Q2. What is the purpose of informational texts?
Q3. What are some features of informational texts?
Ask the students to write their answers on the Student Worksheet.
Suggested answers:
Q1. Recount, Expository, Procedural, Explanation
Q2. To provide information about things, processes or phenomena.
Q3. They are factual or non-fiction texts; they give us information or explain things.
Component 2: Purpose of the lesson
Time: 3 minutes
In this lesson, we are going to look at a different kind of informational text. We are going to focus on how information can be communicated visually. You are going to learn some strategies for making sense of information in a graph.
Graphs and charts organize information in different ways from written informational texts. That is why we call them non-linear texts.
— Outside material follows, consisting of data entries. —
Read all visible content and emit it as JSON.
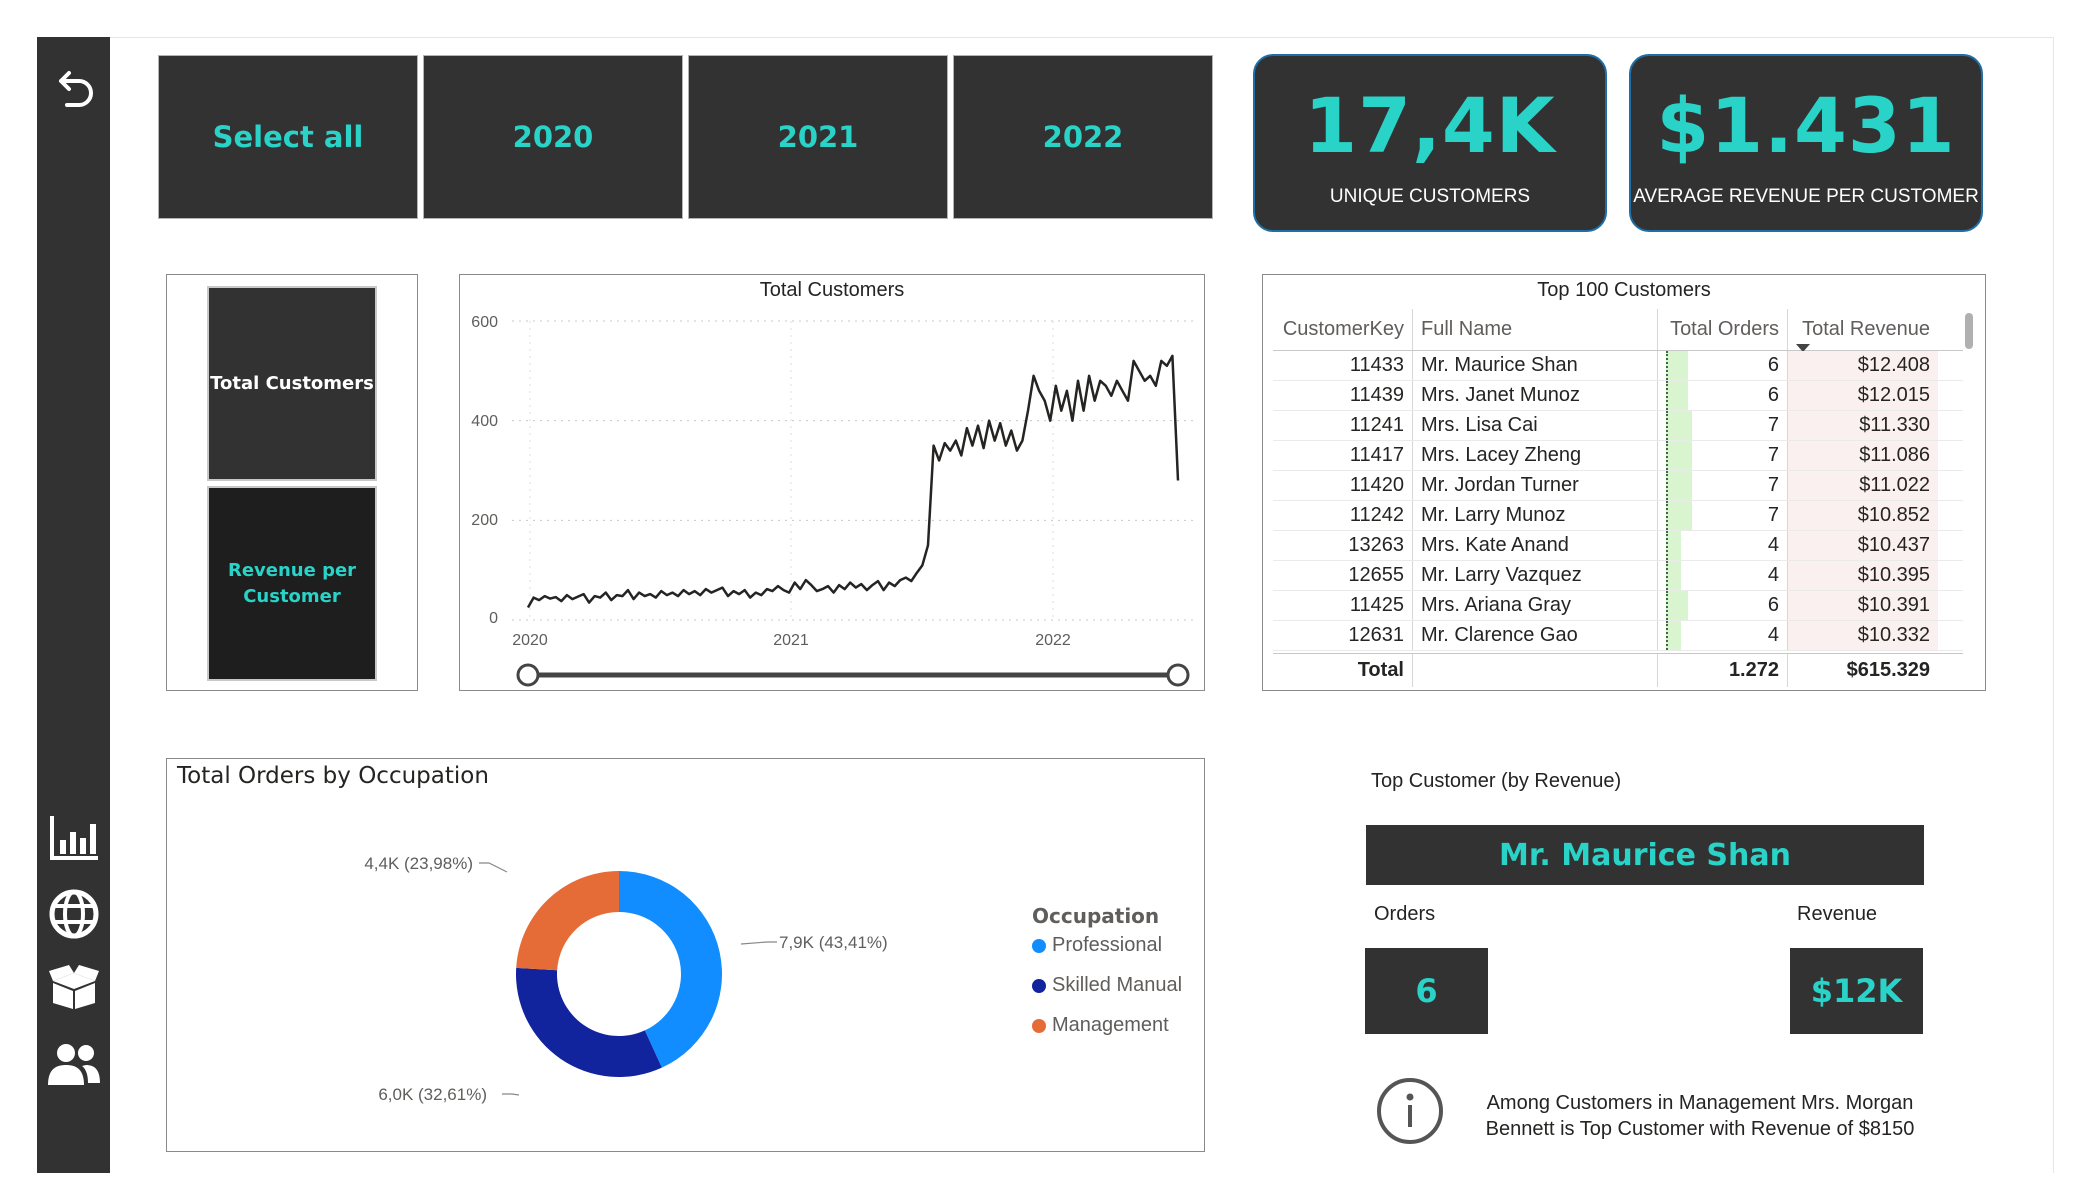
{
  "sidebar": {
    "icons": [
      "back-arrow-icon",
      "bar-chart-icon",
      "globe-icon",
      "box-icon",
      "users-icon"
    ]
  },
  "year_slicer": {
    "items": [
      "Select all",
      "2020",
      "2021",
      "2022"
    ]
  },
  "kpis": {
    "unique_customers": {
      "value": "17,4K",
      "label": "UNIQUE CUSTOMERS"
    },
    "avg_revenue": {
      "value": "$1.431",
      "label": "AVERAGE REVENUE PER CUSTOMER"
    }
  },
  "measure_switch": {
    "total_customers": "Total Customers",
    "revenue_per_customer": "Revenue per Customer"
  },
  "line_chart": {
    "title": "Total Customers",
    "y_ticks": [
      "600",
      "400",
      "200",
      "0"
    ],
    "x_ticks": [
      "2020",
      "2021",
      "2022"
    ]
  },
  "chart_data": [
    {
      "type": "line",
      "title": "Total Customers",
      "xlabel": "",
      "ylabel": "",
      "ylim": [
        0,
        600
      ],
      "x_ticks": [
        "2020",
        "2021",
        "2022"
      ],
      "grid": true,
      "series": [
        {
          "values": [
            25,
            45,
            40,
            48,
            43,
            46,
            38,
            50,
            42,
            47,
            52,
            35,
            48,
            45,
            55,
            40,
            50,
            48,
            60,
            42,
            55,
            48,
            52,
            45,
            58,
            50,
            55,
            48,
            60,
            52,
            58,
            50,
            62,
            55,
            60,
            65,
            48,
            58,
            52,
            60,
            45,
            55,
            50,
            62,
            58,
            68,
            60,
            55,
            75,
            62,
            80,
            70,
            58,
            62,
            68,
            55,
            70,
            62,
            75,
            65,
            72,
            60,
            70,
            78,
            60,
            75,
            68,
            80,
            85,
            78,
            95,
            110,
            150,
            350,
            320,
            355,
            340,
            360,
            330,
            385,
            350,
            390,
            345,
            400,
            360,
            395,
            350,
            380,
            340,
            360,
            420,
            490,
            460,
            440,
            400,
            470,
            420,
            460,
            400,
            480,
            420,
            490,
            440,
            480,
            470,
            450,
            480,
            460,
            440,
            520,
            500,
            480,
            490,
            470,
            520,
            510,
            530,
            280
          ]
        }
      ]
    },
    {
      "type": "pie",
      "title": "Total Orders by Occupation",
      "legend_title": "Occupation",
      "categories": [
        "Professional",
        "Skilled Manual",
        "Management"
      ],
      "values": [
        7900,
        6000,
        4400
      ],
      "percentages": [
        43.41,
        32.61,
        23.98
      ],
      "colors": [
        "#118dff",
        "#12239e",
        "#e66c37"
      ]
    }
  ],
  "top100": {
    "title": "Top 100 Customers",
    "columns": [
      "CustomerKey",
      "Full Name",
      "Total Orders",
      "Total Revenue"
    ],
    "rows": [
      {
        "key": "11433",
        "name": "Mr. Maurice Shan",
        "orders": "6",
        "orders_n": 6,
        "revenue": "$12.408"
      },
      {
        "key": "11439",
        "name": "Mrs. Janet Munoz",
        "orders": "6",
        "orders_n": 6,
        "revenue": "$12.015"
      },
      {
        "key": "11241",
        "name": "Mrs. Lisa Cai",
        "orders": "7",
        "orders_n": 7,
        "revenue": "$11.330"
      },
      {
        "key": "11417",
        "name": "Mrs. Lacey Zheng",
        "orders": "7",
        "orders_n": 7,
        "revenue": "$11.086"
      },
      {
        "key": "11420",
        "name": "Mr. Jordan Turner",
        "orders": "7",
        "orders_n": 7,
        "revenue": "$11.022"
      },
      {
        "key": "11242",
        "name": "Mr. Larry Munoz",
        "orders": "7",
        "orders_n": 7,
        "revenue": "$10.852"
      },
      {
        "key": "13263",
        "name": "Mrs. Kate Anand",
        "orders": "4",
        "orders_n": 4,
        "revenue": "$10.437"
      },
      {
        "key": "12655",
        "name": "Mr. Larry Vazquez",
        "orders": "4",
        "orders_n": 4,
        "revenue": "$10.395"
      },
      {
        "key": "11425",
        "name": "Mrs. Ariana Gray",
        "orders": "6",
        "orders_n": 6,
        "revenue": "$10.391"
      },
      {
        "key": "12631",
        "name": "Mr. Clarence Gao",
        "orders": "4",
        "orders_n": 4,
        "revenue": "$10.332"
      }
    ],
    "total": {
      "label": "Total",
      "orders": "1.272",
      "revenue": "$615.329"
    }
  },
  "donut": {
    "title": "Total Orders by Occupation",
    "legend_title": "Occupation",
    "legend": [
      "Professional",
      "Skilled Manual",
      "Management"
    ],
    "labels": [
      "7,9K (43,41%)",
      "6,0K (32,61%)",
      "4,4K (23,98%)"
    ]
  },
  "top_customer": {
    "heading": "Top Customer (by Revenue)",
    "name": "Mr. Maurice Shan",
    "orders_label": "Orders",
    "orders_value": "6",
    "revenue_label": "Revenue",
    "revenue_value": "$12K",
    "info": "Among Customers in Management Mrs. Morgan Bennett is Top Customer with Revenue of $8150"
  },
  "colors": {
    "accent": "#29d3c8",
    "tile": "#323232",
    "line": "#252423",
    "professional": "#118dff",
    "skilled_manual": "#12239e",
    "management": "#e66c37"
  }
}
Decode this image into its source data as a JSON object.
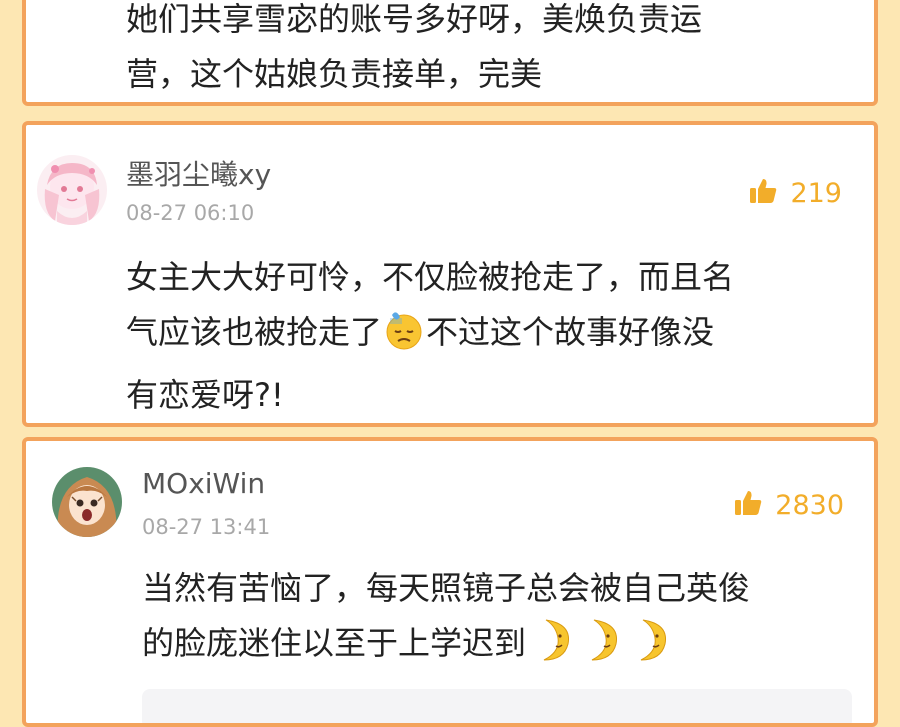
{
  "comments": [
    {
      "lines": [
        "她们共享雪宓的账号多好呀，美焕负责运",
        "营，这个姑娘负责接单，完美"
      ]
    },
    {
      "username": "墨羽尘曦xy",
      "timestamp": "08-27 06:10",
      "likes": "219",
      "line1": "女主大大好可怜，不仅脸被抢走了，而且名",
      "line2a": "气应该也被抢走了",
      "line2_emoji": "sweat-face-icon",
      "line2b": "不过这个故事好像没",
      "line3": "有恋爱呀?!"
    },
    {
      "username": "MOxiWin",
      "timestamp": "08-27 13:41",
      "likes": "2830",
      "line1": "当然有苦恼了，每天照镜子总会被自己英俊",
      "line2": "的脸庞迷住以至于上学迟到",
      "line2_emoji": "crescent-moon-face-icon"
    }
  ],
  "colors": {
    "background": "#fde7b3",
    "card_border": "#f3a35c",
    "like_accent": "#f2ad2a",
    "username": "#555555",
    "timestamp": "#a8a8a8",
    "body_text": "#222222"
  }
}
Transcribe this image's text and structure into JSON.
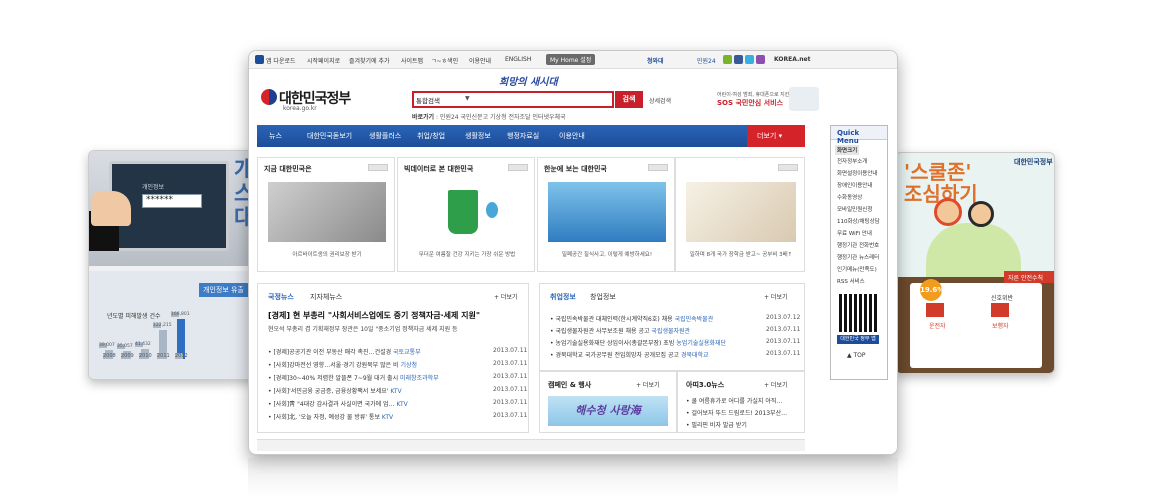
{
  "left_card": {
    "label": "개인정보",
    "password": "******",
    "big_text": "개\n스\n대",
    "chart_title": "개인정보 유출",
    "chart_caption": "년도별 피해발생 건수",
    "bars": [
      {
        "year": "2008",
        "value": 39007
      },
      {
        "year": "2009",
        "value": 35057
      },
      {
        "year": "2010",
        "value": 41432
      },
      {
        "year": "2011",
        "value": 122215
      },
      {
        "year": "2012",
        "value": 166801
      }
    ],
    "bar_labels": [
      "39,007",
      "35,057",
      "41,432",
      "122,215",
      "166,801"
    ]
  },
  "right_card": {
    "logo": "대한민국정부",
    "title": "'스쿨존'\n조심하기",
    "pct": "19.6%",
    "ribbon": "자른 안전수칙",
    "label_center": "신호위반",
    "label_left": "운전자",
    "label_right": "보행자"
  },
  "main": {
    "topbar": {
      "links": [
        "앱 다운로드",
        "시작페이지로",
        "즐겨찾기에 추가",
        "사이트맵",
        "ㄱ~ㅎ색인",
        "이용안내",
        "ENGLISH"
      ],
      "my_home": "My Home 설정",
      "right_links": [
        "청와대",
        "민원24",
        "KOREA.net"
      ]
    },
    "header": {
      "logo_text": "대한민국정부",
      "logo_url": "korea.go.kr",
      "slogan": "희망의 새시대",
      "search_select": "통합검색",
      "search_button": "검색",
      "search_detail": "상세검색",
      "quick_label": "바로가기",
      "quick_links": "민원24  국민신문고  기상청  전자조달  인터넷우체국",
      "sos_line1": "어린이·여성 범죄, 휴대폰으로 지킨다.",
      "sos_line2": "SOS 국민안심 서비스"
    },
    "nav": {
      "items": [
        "뉴스",
        "대한민국돋보기",
        "생활플러스",
        "취업/창업",
        "생활정보",
        "행정자료실",
        "이용안내"
      ],
      "more": "더보기"
    },
    "quick_menu": {
      "title": "Quick Menu",
      "items": [
        "화면크기",
        "전자정부소개",
        "화면설정이용안내",
        "장애인이용안내",
        "수화동영상",
        "모바일민원신청",
        "110화상/채팅상담",
        "무료 WiFi 안내",
        "행정기관 전화번호",
        "행정기관 뉴스레터",
        "인기메뉴(만족도)",
        "RSS 서비스"
      ],
      "qr_caption": "대한민국 정부 앱",
      "top": "▲ TOP"
    },
    "panels": [
      {
        "title": "지금 대한민국은",
        "caption": "아르바이트생의 권리보장 받기"
      },
      {
        "title": "빅데이터로 본 대한민국",
        "caption": "무더운 여름철 건강 지키는 가장 쉬운 방법"
      },
      {
        "title": "한눈에 보는 대한민국",
        "caption": "밀폐공간 질식사고, 이렇게 예방하세요!"
      },
      {
        "title": "",
        "caption": "일하며 8개 국가 장학금 받고~ 공부비 3배↑"
      }
    ],
    "news": {
      "tab_on": "국정뉴스",
      "tab_off": "지자체뉴스",
      "more": "+ 더보기",
      "headline": "[경제] 현 부총리 \"사회서비스업에도 중기 정책자금·세제 지원\"",
      "summary": "현오석 부총리 겸 기획재정부 장관은 10일 \"중소기업 정책자금 세제 지원 등",
      "items": [
        {
          "text": "[경제]공공기관 이전 부동산 매각 촉진…건설경",
          "src": "국토교통부",
          "date": "2013.07.11"
        },
        {
          "text": "[사회]강마전선 영향…서울·경기 강원북부 많은 비",
          "src": "기상청",
          "date": "2013.07.11"
        },
        {
          "text": "[경제]30~40% 저렴한 알뜰폰 7~9월 대거 출시",
          "src": "미래창조과학부",
          "date": "2013.07.11"
        },
        {
          "text": "[사회]'서민금융 궁금증, 금융상황팩서 보세요'",
          "src": "KTV",
          "date": "2013.07.11"
        },
        {
          "text": "[사회]靑 \"4대강 감사결과 사실이면 국가에 업…",
          "src": "KTV",
          "date": "2013.07.11"
        },
        {
          "text": "[사회]北, '오늘 자정, 예성강 물 방류' 통보",
          "src": "KTV",
          "date": "2013.07.11"
        }
      ]
    },
    "jobs": {
      "tab_on": "취업정보",
      "tab_off": "창업정보",
      "more": "+ 더보기",
      "items": [
        {
          "text": "국립민속박물관 대체인력(한시계약직6호) 채용",
          "src": "국립민속박물관",
          "date": "2013.07.12"
        },
        {
          "text": "국립생물자원관 사무보조원 채용 공고",
          "src": "국립생물자원관",
          "date": "2013.07.11"
        },
        {
          "text": "농업기술실용화재단 상임이사(총괄본부장) 초빙",
          "src": "농업기술실용화재단",
          "date": "2013.07.11"
        },
        {
          "text": "경북대학교 국가공무원 전입희망자 공개모집 공고",
          "src": "경북대학교",
          "date": "2013.07.11"
        }
      ]
    },
    "campaign": {
      "title": "캠페인 & 행사",
      "more": "+ 더보기",
      "banner": "해수청 사랑海"
    },
    "agora": {
      "title": "아띠3.0뉴스",
      "more": "+ 더보기",
      "items": [
        "쿨 여름휴가로 어디를 가실지 아직…",
        "걸어보자 뚜드 드림로드! 2013부산…",
        "필리핀 비자 발급 받기"
      ]
    }
  }
}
They have their own structures and special features for representing data and other kinds of information.
Component 3: Lesson Language Practice
Time: 5 minutes
Teacher introduces key words and symbols students need to know to read the graph. Here are some words and symbols you will need to know. ... Let us read them together.
non-linear text (material that uses visuals such as pictures, drawings or images to communicate information in a non-sequential way)
bar graph (a bar graph or chart displays information (data) by using rectangular bars of different heights.)
key (an explanatory list of symbols used in a map, graph or table)
axis (the line along the bottom or side of a graph that is used to measure data)
precipitation (rain, hail, sleet or snow that falls from clouds to the ground)
temperature (the degree of heat or cold of an object or an environment)
average (the result that you get when you add two or more numbers together and divide the total by the number of numbers you added together)
oC (degrees Celsius – abbreviation) mm (millimeters – abbreviation)
Now let us go over what each word means.
Teacher writes each word on the board and asks the class to volunteer answers and writes each definition on the board. Students write each definition on their worksheets.
Component 4: Lesson Activity
Time: 25 minutes in total
Component 4A Reading text [5 minutes]
Teacher explains how information is displayed in the bar graph below, drawing attention to the horizontal and vertical axes, and words and symbols listed in Component 3 and their location and/or function on the graph and key below.
e.g., The horizontal axis shows the months of the year. On the left, the vertical axis shows the temperature in degrees Celsius. On the right, the vertical axis shows the rainfall measured in millimeters. The key tells us that the bars on the graph means rainfall and the line with dots shows the temperature.